Antes de mais, transparência e abertura. Uma respiração que vem do povo, que este Executivo sempre desprezou. E uma dinâmica nova, ancorada numa estratégia nova, que olhe para o concelho, do interior ao litoral, que procure a coesão, que apoie as crianças, os jovens e os idosos e crie melhores condições para as famílias. Grândola perdeu população, o concelho como um todo. E por exemplo a freguesia de Melides. Vemos gente, mas é gente que passa, não fica. Os que cá estavam estão a sair.

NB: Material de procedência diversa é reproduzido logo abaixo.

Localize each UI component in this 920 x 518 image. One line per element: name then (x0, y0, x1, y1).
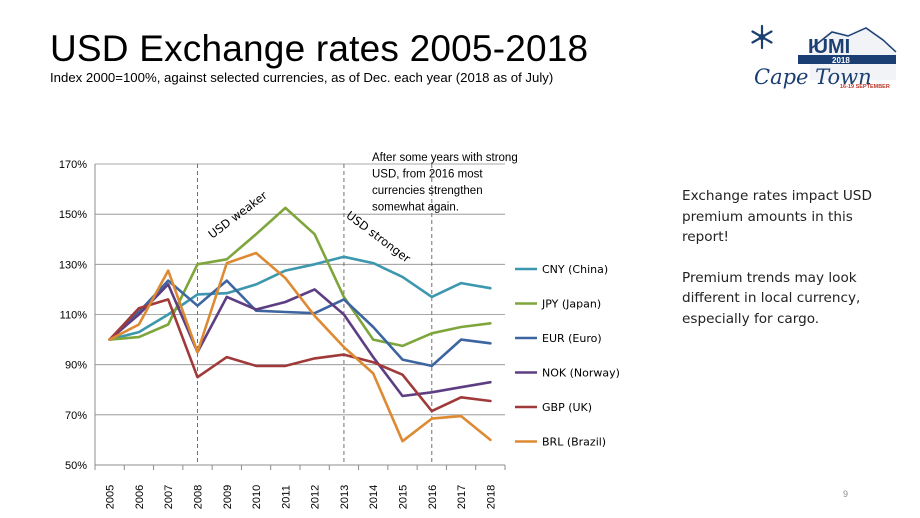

Significa que esta estratégia de desenvolvimento, que tem investimento, está a errar sucessivamente.
Como imagina Grândola daqui a 5 ou 10 anos, caso seja eleito presidente?
Imagino o concelho com outra vida, com outra dinâmica. Com melhores equipamentos sociais, com mais casas para os grandolenses e para aqui quem quer trabalhar, com uma rede municipal de transporte ligeiro, com investimento mais diversificado. Muito mais preocupado com a sustentabilidade. Sustentabilidade ambiental, mas também social. O concelho de Grândola precisa de reencontrar o equilíbrio que lhe foi sendo ceifado estes anos.
Que legado gostaria de deixar à população de Grândola após o seu mandato?
Antes de mais, espero ser eleito presidente para poder contribuir para o desenvolvimento da minha terra. E deixar o meu concelho em melhores condições do aquelas que vou encontrar no dia em que tomar posse.
Que mensagem gostaria de deixar aos cidadãos de Grândola, e o que pode esperar a população de si durante a campanha?
Ainda que, naturalmente, tenhamos de identificar os pontos fracos deste mandato da CDU e discuti-los com a população, a nossa aposta é fazer uma campanha positiva. Uma campanha com propostas na área da mobilidade, da habitação, de uma nova visão do desenvolvimento, onde as pessoas contam e têm de contar. Gostava que as pessoas se envolvessem, de facto, neste processo autárquico. Que se interessassem. As pessoas, de mim, podem esperar sobretudo disponibilidade para as ouvir. Para ouvir os seus problemas. E procurar soluções. Somos uma comunidade e é importante regressarmos a esse sentido comum, dos valores que nos unem. Isso, sim, tem-se perdido e é importante recuperar a ideia de terra da fraternidade.